Esther

Chapitre 4

La grande tribulation

La sentence de mort est prononcée. Le résidu de Juda et de Benjamin tout entier se trouve sous cette menace, à laquelle aucune loi humaine ne peut rien changer, car le décret est irrévocable1.

1 Comme nous l’avons dit plus haut, bien que, selon tout le plan de ce livre, qui forme un épisode typique de l’histoire du peuple captif, il ne soit pas parlé du peuple remonté en Judée, il n’est pas douteux qu’il ne doive être compris dans le massacre; car on le voit, en Esdras et Néhémie, en butte à la haine acharnée de ses ennemis.
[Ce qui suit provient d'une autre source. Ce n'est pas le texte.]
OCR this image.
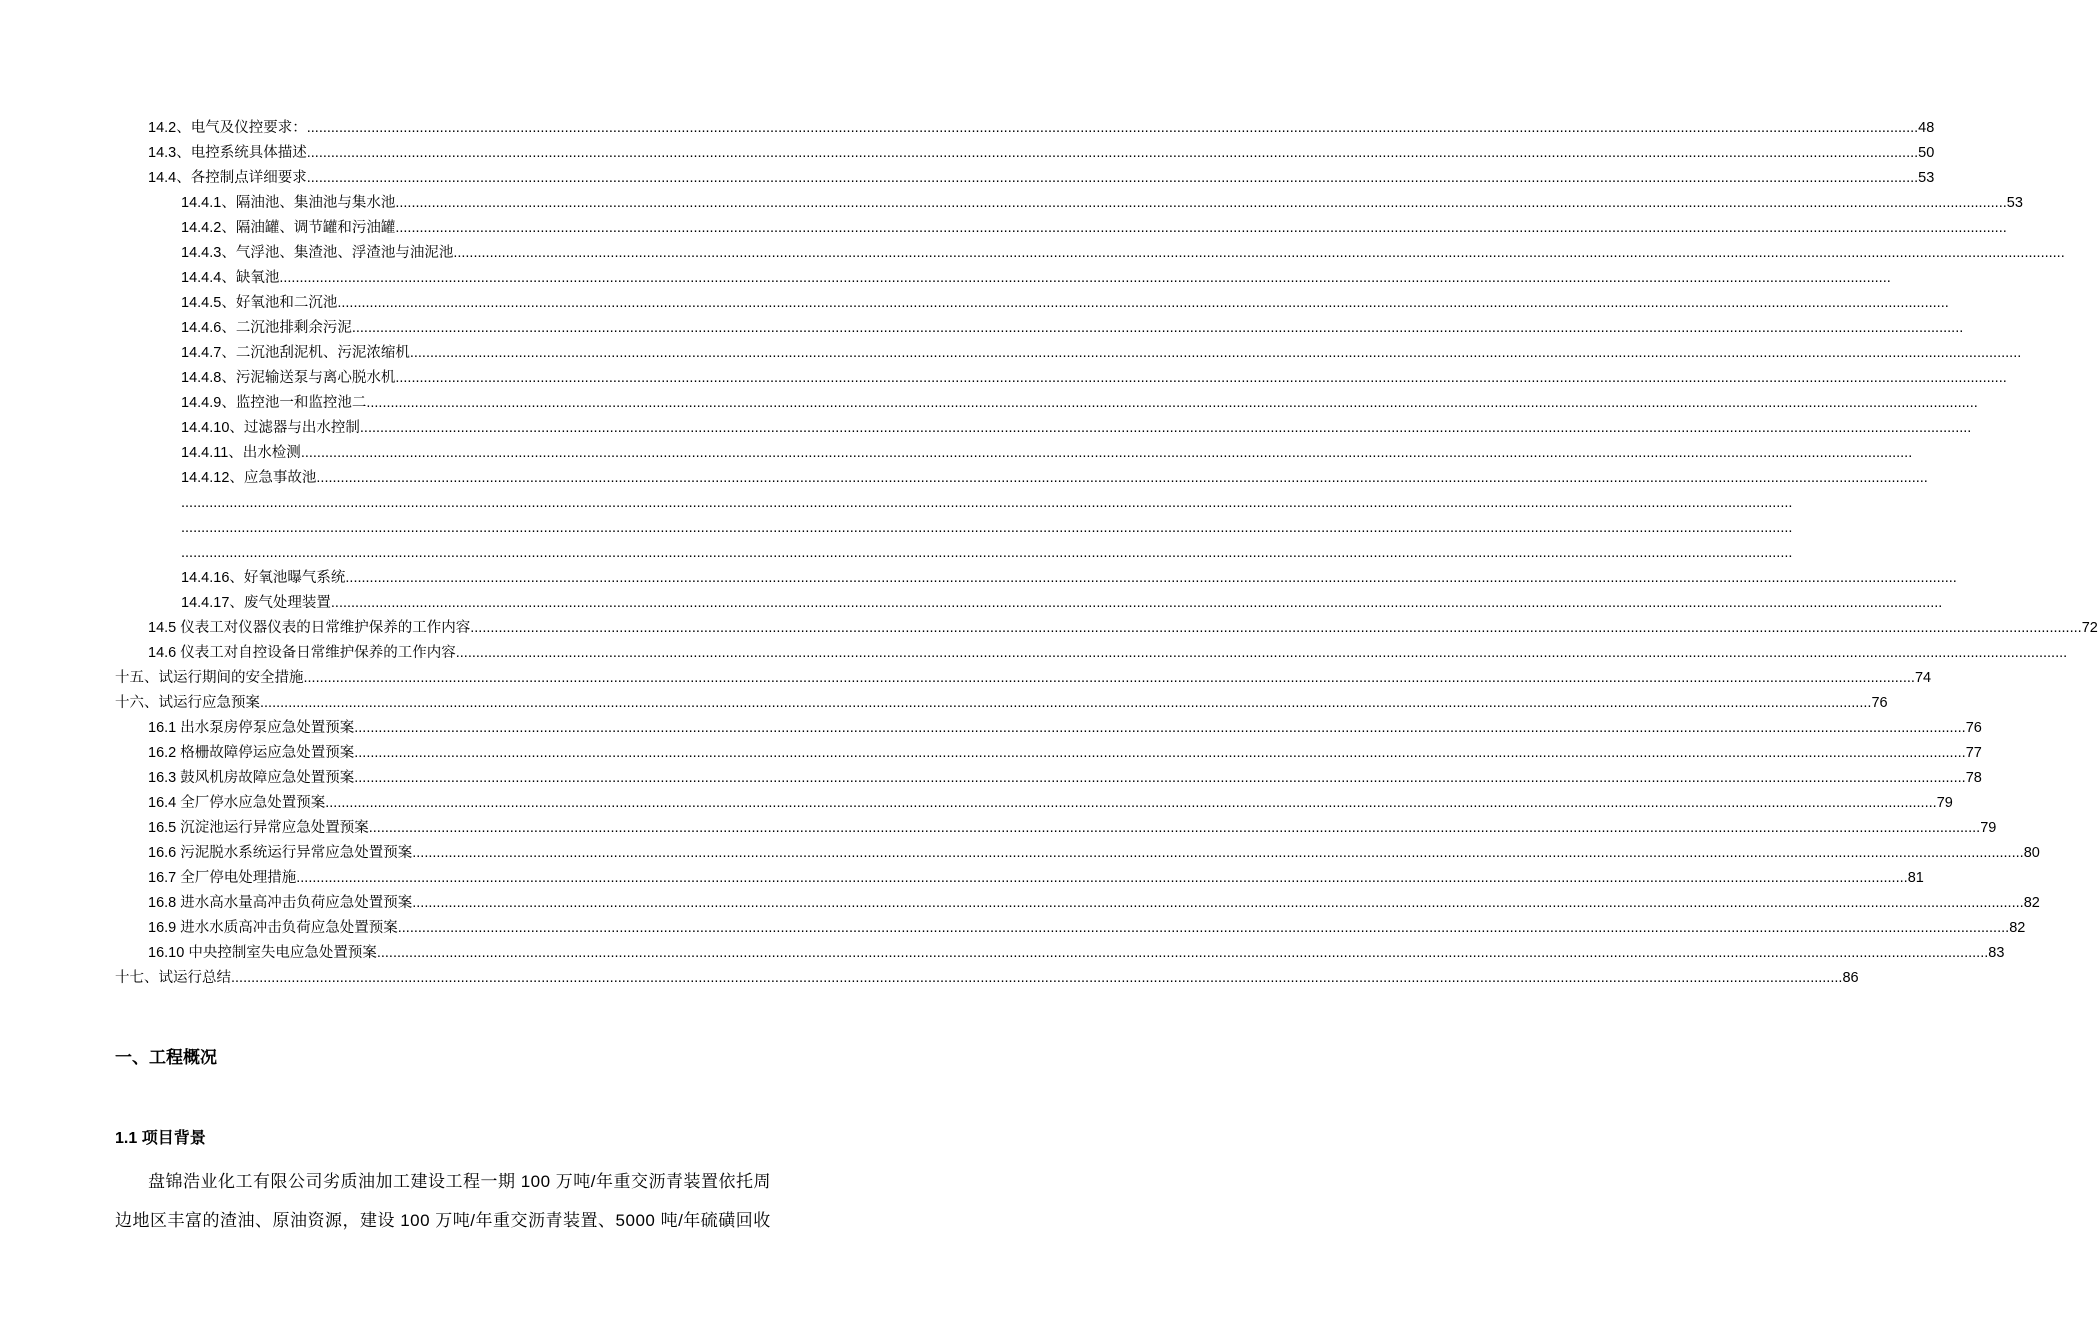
14.2、电气及仪控要求： ................................................................................................................................................................................................................................................................................................................................................................................................................ 48
14.3、电控系统具体描述 ................................................................................................................................................................................................................................................................................................................................................................................................................ 50
14.4、各控制点详细要求 ................................................................................................................................................................................................................................................................................................................................................................................................................ 53
14.4.1、隔油池、集油池与集水池 ................................................................................................................................................................................................................................................................................................................................................................................................................ 53
14.4.2、隔油罐、调节罐和污油罐 ................................................................................................................................................................................................................................................................................................................................................................................................................
14.4.3、气浮池、集渣池、浮渣池与油泥池 ................................................................................................................................................................................................................................................................................................................................................................................................................
14.4.4、缺氧池 ................................................................................................................................................................................................................................................................................................................................................................................................................
14.4.5、好氧池和二沉池 ................................................................................................................................................................................................................................................................................................................................................................................................................
14.4.6、二沉池排剩余污泥 ................................................................................................................................................................................................................................................................................................................................................................................................................
14.4.7、二沉池刮泥机、污泥浓缩机 ................................................................................................................................................................................................................................................................................................................................................................................................................
14.4.8、污泥输送泵与离心脱水机 ................................................................................................................................................................................................................................................................................................................................................................................................................
14.4.9、监控池一和监控池二 ................................................................................................................................................................................................................................................................................................................................................................................................................
14.4.10、过滤器与出水控制 ................................................................................................................................................................................................................................................................................................................................................................................................................
14.4.11、出水检测 ................................................................................................................................................................................................................................................................................................................................................................................................................
14.4.12、应急事故池 ................................................................................................................................................................................................................................................................................................................................................................................................................
................................................................................................................................................................................................................................................................................................................................................................................................................
................................................................................................................................................................................................................................................................................................................................................................................................................
................................................................................................................................................................................................................................................................................................................................................................................................................
14.4.16、好氧池曝气系统 ................................................................................................................................................................................................................................................................................................................................................................................................................
14.4.17、废气处理装置 ................................................................................................................................................................................................................................................................................................................................................................................................................
14.5 仪表工对仪器仪表的日常维护保养的工作内容 ................................................................................................................................................................................................................................................................................................................................................................................................................ 72
14.6 仪表工对自控设备日常维护保养的工作内容 ................................................................................................................................................................................................................................................................................................................................................................................................................
十五、试运行期间的安全措施 ................................................................................................................................................................................................................................................................................................................................................................................................................ 74
十六、试运行应急预案 ................................................................................................................................................................................................................................................................................................................................................................................................................ 76
16.1 出水泵房停泵应急处置预案 ................................................................................................................................................................................................................................................................................................................................................................................................................ 76
16.2 格栅故障停运应急处置预案 ................................................................................................................................................................................................................................................................................................................................................................................................................ 77
16.3 鼓风机房故障应急处置预案 ................................................................................................................................................................................................................................................................................................................................................................................................................ 78
16.4 全厂停水应急处置预案 ................................................................................................................................................................................................................................................................................................................................................................................................................ 79
16.5 沉淀池运行异常应急处置预案 ................................................................................................................................................................................................................................................................................................................................................................................................................ 79
16.6 污泥脱水系统运行异常应急处置预案 ................................................................................................................................................................................................................................................................................................................................................................................................................ 80
16.7 全厂停电处理措施 ................................................................................................................................................................................................................................................................................................................................................................................................................ 81
16.8 进水高水量高冲击负荷应急处置预案 ................................................................................................................................................................................................................................................................................................................................................................................................................ 82
16.9 进水水质高冲击负荷应急处置预案 ................................................................................................................................................................................................................................................................................................................................................................................................................ 82
16.10 中央控制室失电应急处置预案 ................................................................................................................................................................................................................................................................................................................................................................................................................ 83
十七、试运行总结 ................................................................................................................................................................................................................................................................................................................................................................................................................ 86
一、工程概况
1.1 项目背景
盘锦浩业化工有限公司劣质油加工建设工程一期 100 万吨/年重交沥青装置依托周
边地区丰富的渣油、原油资源，建设 100 万吨/年重交沥青装置、5000 吨/年硫磺回收
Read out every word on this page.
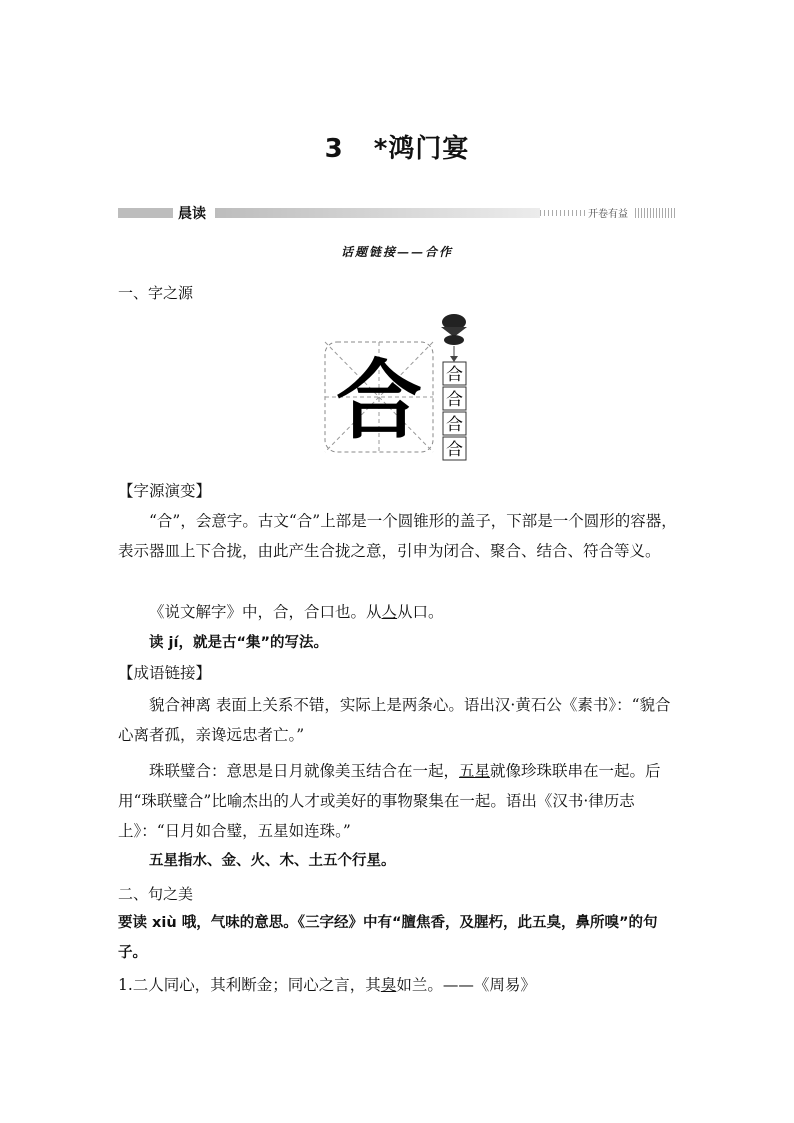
3 *鸿门宴
晨读	开卷有益
话题链接——合作
一、字之源
合 合
合
合
合
【字源演变】

“合”，会意字。古文“合”上部是一个圆锥形的盖子，下部是一个圆形的容器，表示器皿上下合拢，由此产生合拢之意，引申为闭合、聚合、结合、符合等义。

《说文解字》中，合，合口也。从亼从口。

读 jí，就是古“集”的写法。

【成语链接】

貌合神离 表面上关系不错，实际上是两条心。语出汉·黄石公《素书》：“貌合心离者孤，亲谗远忠者亡。”

珠联璧合：意思是日月就像美玉结合在一起，五星就像珍珠联串在一起。后用“珠联璧合”比喻杰出的人才或美好的事物聚集在一起。语出《汉书·律历志上》：“日月如合璧，五星如连珠。”

五星指水、金、火、木、土五个行星。

二、句之美

要读 xiù 哦，气味的意思。《三字经》中有“膻焦香，及腥朽，此五臭，鼻所嗅”的句子。

1.二人同心，其利断金；同心之言，其臭如兰。——《周易》
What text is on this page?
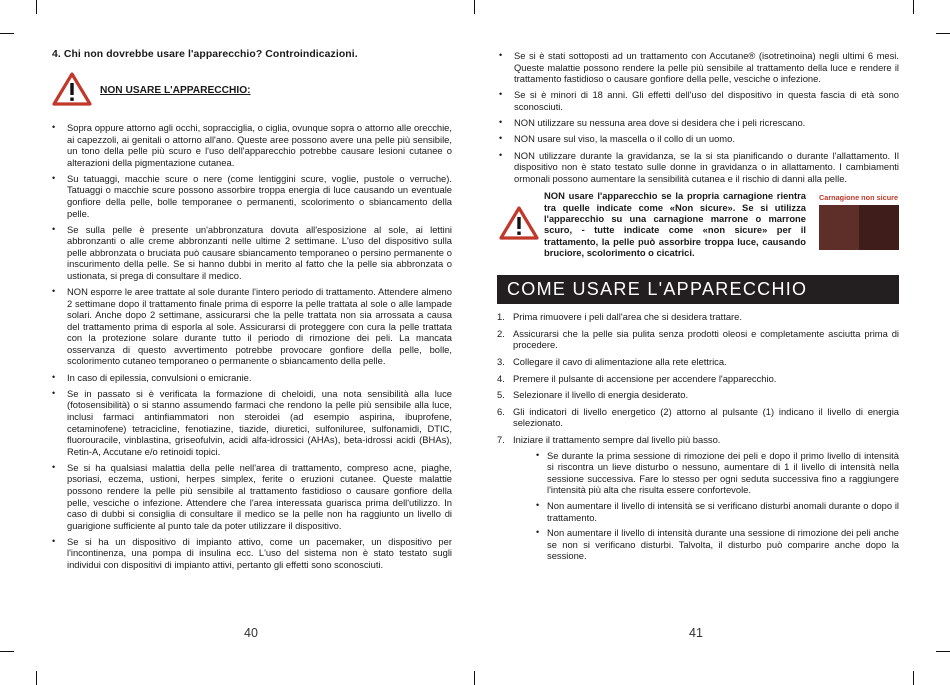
4. Chi non dovrebbe usare l'apparecchio? Controindicazioni.
NON USARE L'APPARECCHIO:
• Sopra oppure attorno agli occhi, sopracciglia, o ciglia, ovunque sopra o attorno alle orecchie, ai capezzoli, ai genitali o attorno all'ano. Queste aree possono avere una pelle più sensibile, un tono della pelle più scuro e l'uso dell'apparecchio potrebbe causare lesioni cutanee o alterazioni della pigmentazione cutanea.
• Su tatuaggi, macchie scure o nere (come lentiggini scure, voglie, pustole o verruche). Tatuaggi o macchie scure possono assorbire troppa energia di luce causando un eventuale gonfiore della pelle, bolle temporanee o permanenti, scolorimento o sbiancamento della pelle.
• Se sulla pelle è presente un'abbronzatura dovuta all'esposizione al sole, ai lettini abbronzanti o alle creme abbronzanti nelle ultime 2 settimane. L'uso del dispositivo sulla pelle abbronzata o bruciata può causare sbiancamento temporaneo o persino permanente o inscurimento della pelle. Se si hanno dubbi in merito al fatto che la pelle sia abbronzata o ustionata, si prega di consultare il medico.
• NON esporre le aree trattate al sole durante l'intero periodo di trattamento. Attendere almeno 2 settimane dopo il trattamento finale prima di esporre la pelle trattata al sole o alle lampade solari. Anche dopo 2 settimane, assicurarsi che la pelle trattata non sia arrossata a causa del trattamento prima di esporla al sole. Assicurarsi di proteggere con cura la pelle trattata con la protezione solare durante tutto il periodo di rimozione dei peli. La mancata osservanza di questo avvertimento potrebbe provocare gonfiore della pelle, bolle, scolorimento cutaneo temporaneo o permanente o sbiancamento della pelle.
• In caso di epilessia, convulsioni o emicranie.
• Se in passato si è verificata la formazione di cheloidi, una nota sensibilità alla luce (fotosensibilità) o si stanno assumendo farmaci che rendono la pelle più sensibile alla luce, inclusi farmaci antinfiammatori non steroidei (ad esempio aspirina, ibuprofene, cetaminofene) tetracicline, fenotiazine, tiazide, diuretici, sulfoniluree, sulfonamidi, DTIC, fluorouracile, vinblastina, griseofulvin, acidi alfa-idrossici (AHAs), beta-idrossi acidi (BHAs), Retin-A, Accutane e/o retinoidi topici.
• Se si ha qualsiasi malattia della pelle nell'area di trattamento, compreso acne, piaghe, psoriasi, eczema, ustioni, herpes simplex, ferite o eruzioni cutanee. Queste malattie possono rendere la pelle più sensibile al trattamento fastidioso o causare gonfiore della pelle, vesciche o infezione. Attendere che l'area interessata guarisca prima dell'utilizzo. In caso di dubbi si consiglia di consultare il medico se la pelle non ha raggiunto un livello di guarigione sufficiente al punto tale da poter utilizzare il dispositivo.
• Se si ha un dispositivo di impianto attivo, come un pacemaker, un dispositivo per l'incontinenza, una pompa di insulina ecc. L'uso del sistema non è stato testato sugli individui con dispositivi di impianto attivi, pertanto gli effetti sono sconosciuti.
40
• Se si è stati sottoposti ad un trattamento con Accutane® (isotretinoina) negli ultimi 6 mesi. Queste malattie possono rendere la pelle più sensibile al trattamento della luce e rendere il trattamento fastidioso o causare gonfiore della pelle, vesciche o infezione.
• Se si è minori di 18 anni. Gli effetti dell'uso del dispositivo in questa fascia di età sono sconosciuti.
• NON utilizzare su nessuna area dove si desidera che i peli ricrescano.
• NON usare sul viso, la mascella o il collo di un uomo.
• NON utilizzare durante la gravidanza, se la si sta pianificando o durante l'allattamento. Il dispositivo non è stato testato sulle donne in gravidanza o in allattamento. I cambiamenti ormonali possono aumentare la sensibilità cutanea e il rischio di danni alla pelle.
NON usare l'apparecchio se la propria carnagione rientra tra quelle indicate come «Non sicure». Se si utilizza l'apparecchio su una carnagione marrone o marrone scuro, - tutte indicate come «non sicure» per il trattamento, la pelle può assorbire troppa luce, causando bruciore, scolorimento o cicatrici.
Carnagione non sicure
COME USARE L'APPARECCHIO
1. Prima rimuovere i peli dall'area che si desidera trattare.
2. Assicurarsi che la pelle sia pulita senza prodotti oleosi e completamente asciutta prima di procedere.
3. Collegare il cavo di alimentazione alla rete elettrica.
4. Premere il pulsante di accensione per accendere l'apparecchio.
5. Selezionare il livello di energia desiderato.
6. Gli indicatori di livello energetico (2) attorno al pulsante (1) indicano il livello di energia selezionato.
7. Iniziare il trattamento sempre dal livello più basso.
• Se durante la prima sessione di rimozione dei peli e dopo il primo livello di intensità si riscontra un lieve disturbo o nessuno, aumentare di 1 il livello di intensità nella sessione successiva. Fare lo stesso per ogni seduta successiva fino a raggiungere l'intensità più alta che risulta essere confortevole.
• Non aumentare il livello di intensità se si verificano disturbi anomali durante o dopo il trattamento.
• Non aumentare il livello di intensità durante una sessione di rimozione dei peli anche se non si verificano disturbi. Talvolta, il disturbo può comparire anche dopo la sessione.
41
Mardochée, les vêtements déchirés, couvert d’un sac et de cendre, parcourt la ville, donnant essor à sa désolation par un «cri grand et amer». Il n’a plus même entrée dans la porte du roi, car le deuil et les gémissements ne sont pas tolérés en sa présence. Partout, dans les provinces, deuil, jeûnes, pleurs, lamentations parmi les Juifs. Esther elle-même est dans une grande angoisse. Ne voyons-nous pas ici une faible image anticipée de la «grande tribulation» future, «telle qu’il n’y en a point eu depuis le commencement du monde jusqu’à maintenant, et qu’il n’y en aura jamais», en sorte que «nulle chair n’eût été sauvée, si ces jours n’avaient été abrégés»? (Matt. 24:21-22). Mais où trouver des ressources, quand il n’y en a aucune, et que tout accès auprès d’un Dieu justement irrité est intercepté? C’est ce qui constituera, en effet, cette tribulation sans exemple. Quand le chef des nations, indifférent au mal, livre le peuple aux mains de son ennemi acharné, sans cœur et sans scrupules, à qui recourir? Pas un rayon d’espoir!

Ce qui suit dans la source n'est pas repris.